The honeymoon seems to have ended and the endearments have dried up. Until the other day, Tamil Nadu Chief Minister and DMK president M Karunanidhi, hailed as the architect of a highly successful alliance down south, could make no mistake. Now, the Dravidian constituents, particularly the DMK, which leads the pack with 16 MPs, and the PMK (6 MPs), are proving the most troublesome, meddlesome, and downright embarrassing for the Congress-led United Progressive Alliance.
The latest in the bag of complaints is the Neyveli Lignite Corporation disinvestment which had a rather dramatic curtains-down yesterday. Apparently, there is deep resentment in the Congress ranks over the ‘‘double standards’’ of Karunanidhi, Congress president Sonia Gandhi’s favourite ally. While Prime Minister Dr Manmohan Singh buckled under pressure when the DMK chief threatened to pull out his nominees from the government, his arm-twisting is said to have chipped Congress-DMK relations.
Tamil Nadu Congress leaders point out that the DMK had not raised even a whimper of protest against the Centre’s disinvestment moves earlier. Since July 2004, soon after the UPA came to power, Union ministers Dayanidhi Maran and T R Baalu have, as members of the Cabinet Committee on Economic Affairs, gone along with all the CCEA’s decisions to offload stakes from profitable PSUs.

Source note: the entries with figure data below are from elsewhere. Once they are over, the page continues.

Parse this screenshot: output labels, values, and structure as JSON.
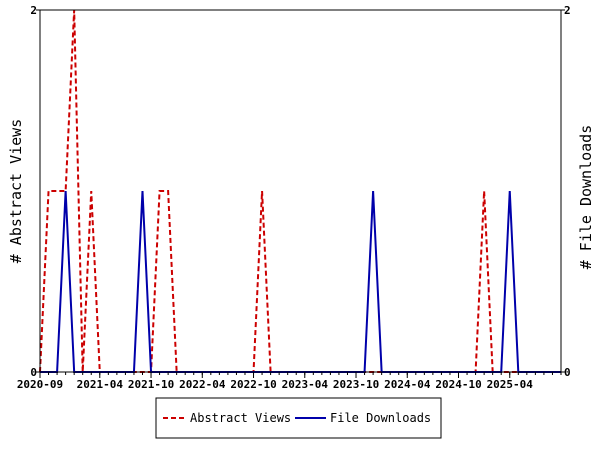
{
  "chart_data": {
    "type": "line",
    "title": "",
    "y_left_label": "# Abstract Views",
    "y_right_label": "# File Downloads",
    "ylim": [
      0,
      2
    ],
    "y_ticks": [
      "0",
      "2"
    ],
    "x_tick_labels": [
      "2020-09",
      "2021-04",
      "2021-10",
      "2022-04",
      "2022-10",
      "2023-04",
      "2023-10",
      "2024-04",
      "2024-10",
      "2025-04"
    ],
    "x_range": [
      "2020-09",
      "2025-10"
    ],
    "legend_position": "bottom-center",
    "series": [
      {
        "name": "Abstract Views",
        "color": "#cc0000",
        "style": "dashed",
        "axis": "left",
        "points": [
          [
            "2020-09",
            0
          ],
          [
            "2020-10",
            1
          ],
          [
            "2020-11",
            1
          ],
          [
            "2020-12",
            1
          ],
          [
            "2021-01",
            2
          ],
          [
            "2021-02",
            0
          ],
          [
            "2021-03",
            1
          ],
          [
            "2021-04",
            0
          ],
          [
            "2021-05",
            0
          ],
          [
            "2021-06",
            0
          ],
          [
            "2021-07",
            0
          ],
          [
            "2021-08",
            0
          ],
          [
            "2021-09",
            0
          ],
          [
            "2021-10",
            0
          ],
          [
            "2021-11",
            1
          ],
          [
            "2021-12",
            1
          ],
          [
            "2022-01",
            0
          ],
          [
            "2022-02",
            0
          ],
          [
            "2022-03",
            0
          ],
          [
            "2022-04",
            0
          ],
          [
            "2022-05",
            0
          ],
          [
            "2022-06",
            0
          ],
          [
            "2022-07",
            0
          ],
          [
            "2022-08",
            0
          ],
          [
            "2022-09",
            0
          ],
          [
            "2022-10",
            0
          ],
          [
            "2022-11",
            1
          ],
          [
            "2022-12",
            0
          ],
          [
            "2023-01",
            0
          ],
          [
            "2023-02",
            0
          ],
          [
            "2023-03",
            0
          ],
          [
            "2023-04",
            0
          ],
          [
            "2023-05",
            0
          ],
          [
            "2023-06",
            0
          ],
          [
            "2023-07",
            0
          ],
          [
            "2023-08",
            0
          ],
          [
            "2023-09",
            0
          ],
          [
            "2023-10",
            0
          ],
          [
            "2023-11",
            0
          ],
          [
            "2023-12",
            0
          ],
          [
            "2024-01",
            0
          ],
          [
            "2024-02",
            0
          ],
          [
            "2024-03",
            0
          ],
          [
            "2024-04",
            0
          ],
          [
            "2024-05",
            0
          ],
          [
            "2024-06",
            0
          ],
          [
            "2024-07",
            0
          ],
          [
            "2024-08",
            0
          ],
          [
            "2024-09",
            0
          ],
          [
            "2024-10",
            0
          ],
          [
            "2024-11",
            0
          ],
          [
            "2024-12",
            0
          ],
          [
            "2025-01",
            1
          ],
          [
            "2025-02",
            0
          ],
          [
            "2025-03",
            0
          ],
          [
            "2025-04",
            0
          ],
          [
            "2025-05",
            0
          ],
          [
            "2025-06",
            0
          ],
          [
            "2025-07",
            0
          ],
          [
            "2025-08",
            0
          ],
          [
            "2025-09",
            0
          ],
          [
            "2025-10",
            0
          ]
        ]
      },
      {
        "name": "File Downloads",
        "color": "#0000aa",
        "style": "solid",
        "axis": "right",
        "points": [
          [
            "2020-09",
            0
          ],
          [
            "2020-10",
            0
          ],
          [
            "2020-11",
            0
          ],
          [
            "2020-12",
            1
          ],
          [
            "2021-01",
            0
          ],
          [
            "2021-02",
            0
          ],
          [
            "2021-03",
            0
          ],
          [
            "2021-04",
            0
          ],
          [
            "2021-05",
            0
          ],
          [
            "2021-06",
            0
          ],
          [
            "2021-07",
            0
          ],
          [
            "2021-08",
            0
          ],
          [
            "2021-09",
            1
          ],
          [
            "2021-10",
            0
          ],
          [
            "2021-11",
            0
          ],
          [
            "2021-12",
            0
          ],
          [
            "2022-01",
            0
          ],
          [
            "2022-02",
            0
          ],
          [
            "2022-03",
            0
          ],
          [
            "2022-04",
            0
          ],
          [
            "2022-05",
            0
          ],
          [
            "2022-06",
            0
          ],
          [
            "2022-07",
            0
          ],
          [
            "2022-08",
            0
          ],
          [
            "2022-09",
            0
          ],
          [
            "2022-10",
            0
          ],
          [
            "2022-11",
            0
          ],
          [
            "2022-12",
            0
          ],
          [
            "2023-01",
            0
          ],
          [
            "2023-02",
            0
          ],
          [
            "2023-03",
            0
          ],
          [
            "2023-04",
            0
          ],
          [
            "2023-05",
            0
          ],
          [
            "2023-06",
            0
          ],
          [
            "2023-07",
            0
          ],
          [
            "2023-08",
            0
          ],
          [
            "2023-09",
            0
          ],
          [
            "2023-10",
            0
          ],
          [
            "2023-11",
            0
          ],
          [
            "2023-12",
            1
          ],
          [
            "2024-01",
            0
          ],
          [
            "2024-02",
            0
          ],
          [
            "2024-03",
            0
          ],
          [
            "2024-04",
            0
          ],
          [
            "2024-05",
            0
          ],
          [
            "2024-06",
            0
          ],
          [
            "2024-07",
            0
          ],
          [
            "2024-08",
            0
          ],
          [
            "2024-09",
            0
          ],
          [
            "2024-10",
            0
          ],
          [
            "2024-11",
            0
          ],
          [
            "2024-12",
            0
          ],
          [
            "2025-01",
            0
          ],
          [
            "2025-02",
            0
          ],
          [
            "2025-03",
            0
          ],
          [
            "2025-04",
            1
          ],
          [
            "2025-05",
            0
          ],
          [
            "2025-06",
            0
          ],
          [
            "2025-07",
            0
          ],
          [
            "2025-08",
            0
          ],
          [
            "2025-09",
            0
          ],
          [
            "2025-10",
            0
          ]
        ]
      }
    ]
  }
}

Whether it was divesting 5 per cent NTPC shares or proposals to sell five per cent equity in the Power Finance Corporation and 15 per cent in National Mineral development Corporation and the constitution of a National Investment Fund with money from the disinvestment drive, the DMK had given its vote of approval. While Karunanidhi attempted to shrug off responsibility for the NLC disinvestment decision, saying his two ministers had not attended the CCEA meeting concerned, Health Minister Anbumani Ramadoss (PMK) had attended the full cabinet meeting which followed immediately.